A few clarifications should be made. This video lays all of the blame on Democrats, which is a natural reaction in an election year, but that lets a lot of Republicans off the hook. In 2003, the Bush administration tried to stop the runaway train of Fannie Mae and Freddie Mac, and Republicans controlled both chambers of Congress.  Democrats alone didn’t stop this.  No one filibustered the Bush administration’s bill in the Senate; it didn’t have the votes to pass anyway.  Likewise in 2006, when Chuck Hagel, John McCain, John Sununu, and Elizabeth Dole attempted to fix Fannie and Freddie, Republicans controlled Congress and did nothing to pass this bill.  Democrats blocked it, but without some help from Republicans, both efforts would have passed easily.

What this video does is show how obvious this problem should have been, especially when noting the price increases in housing as compared to inflation.  Why didn’t this generate more concern?  A lot of us had equity building in our own houses at fast rates, making us look like geniuses, and certainly keeping us too happy to complain about it.   Maybe we were just too happy to look behind the green curtain.

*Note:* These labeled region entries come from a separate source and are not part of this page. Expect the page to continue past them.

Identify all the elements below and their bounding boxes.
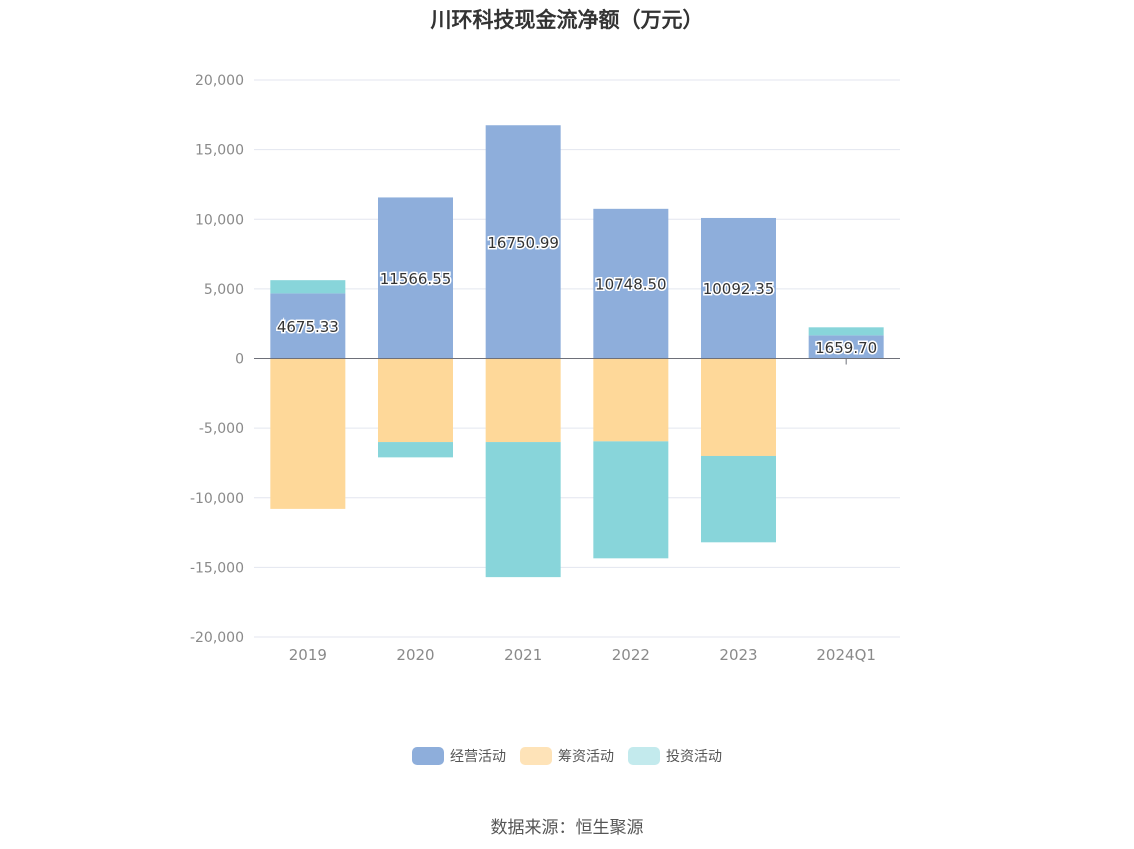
x-tick-label: 2019 xyxy=(289,646,327,664)
legend-swatch-financing xyxy=(520,747,552,765)
data-label: 1659.70 xyxy=(815,339,877,357)
x-tick-label: 2021 xyxy=(504,646,542,664)
bar-operating xyxy=(485,125,561,359)
legend-label-financing: 筹资活动 xyxy=(558,749,614,765)
bar-investing xyxy=(808,327,884,336)
y-tick-label: 5,000 xyxy=(204,282,244,298)
y-tick-label: 10,000 xyxy=(195,212,244,228)
legend-item-operating[interactable]: 经营活动 xyxy=(412,746,506,766)
chart-title: 川环科技现金流净额（万元） xyxy=(430,8,704,32)
bar-financing xyxy=(485,358,561,443)
legend-swatch-investing xyxy=(628,747,660,765)
x-tick-label: 2022 xyxy=(612,646,650,664)
data-label: 11566.55 xyxy=(380,270,452,288)
bar-financing xyxy=(270,358,346,509)
bar-operating xyxy=(701,217,776,359)
legend-item-financing[interactable]: 筹资活动 xyxy=(520,746,614,766)
data-label: 4675.33 xyxy=(277,318,339,336)
bar-operating xyxy=(378,197,453,359)
x-tick-label: 2024Q1 xyxy=(816,646,876,664)
bar-financing xyxy=(593,358,669,442)
bar-operating xyxy=(593,208,669,359)
y-tick-label: -20,000 xyxy=(190,630,244,646)
y-tick-label: 0 xyxy=(235,352,244,368)
bar-operating xyxy=(808,335,884,359)
y-tick-label: -5,000 xyxy=(199,421,244,437)
data-label: 10092.35 xyxy=(703,280,775,298)
y-tick-label: -15,000 xyxy=(190,560,244,576)
bar-investing xyxy=(378,442,453,458)
bar-investing xyxy=(701,455,776,543)
data-source: 数据来源：恒生聚源 xyxy=(490,818,644,838)
bar-financing xyxy=(378,358,453,443)
bar-operating xyxy=(270,293,346,359)
y-tick-label: 15,000 xyxy=(195,143,244,159)
legend-label-investing: 投资活动 xyxy=(666,749,722,765)
legend-label-operating: 经营活动 xyxy=(450,749,506,765)
bar-investing xyxy=(270,280,346,294)
bar-investing xyxy=(485,442,561,578)
data-label: 10748.50 xyxy=(595,276,667,294)
legend: 经营活动 筹资活动 投资活动 xyxy=(0,746,1134,766)
bar-financing xyxy=(701,358,776,456)
y-tick-label: 20,000 xyxy=(195,73,244,89)
bar-investing xyxy=(593,441,669,559)
legend-item-investing[interactable]: 投资活动 xyxy=(628,746,722,766)
legend-swatch-operating xyxy=(412,747,444,765)
y-tick-label: -10,000 xyxy=(190,491,244,507)
data-label: 16750.99 xyxy=(487,234,559,252)
x-tick-label: 2023 xyxy=(719,646,757,664)
x-tick-label: 2020 xyxy=(396,646,434,664)
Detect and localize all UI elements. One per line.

That’s why this isn’t just a Democratic Party problem.  They set the wheels in motion, but all of us should have known better.  Many of us benefited from the bubble, and now the bill has come due.  What we should demand is that the people who got us into this mess — Chris Dodd and Barney Frank in particular — recuse themselves from their committee assignments and stay out of the solution-making process.  And what we must demand is an end to government distortion of lending and investment markets to pick winners and losers.  No more GSEs, no more CRAs — just competent oversight and rational regulation.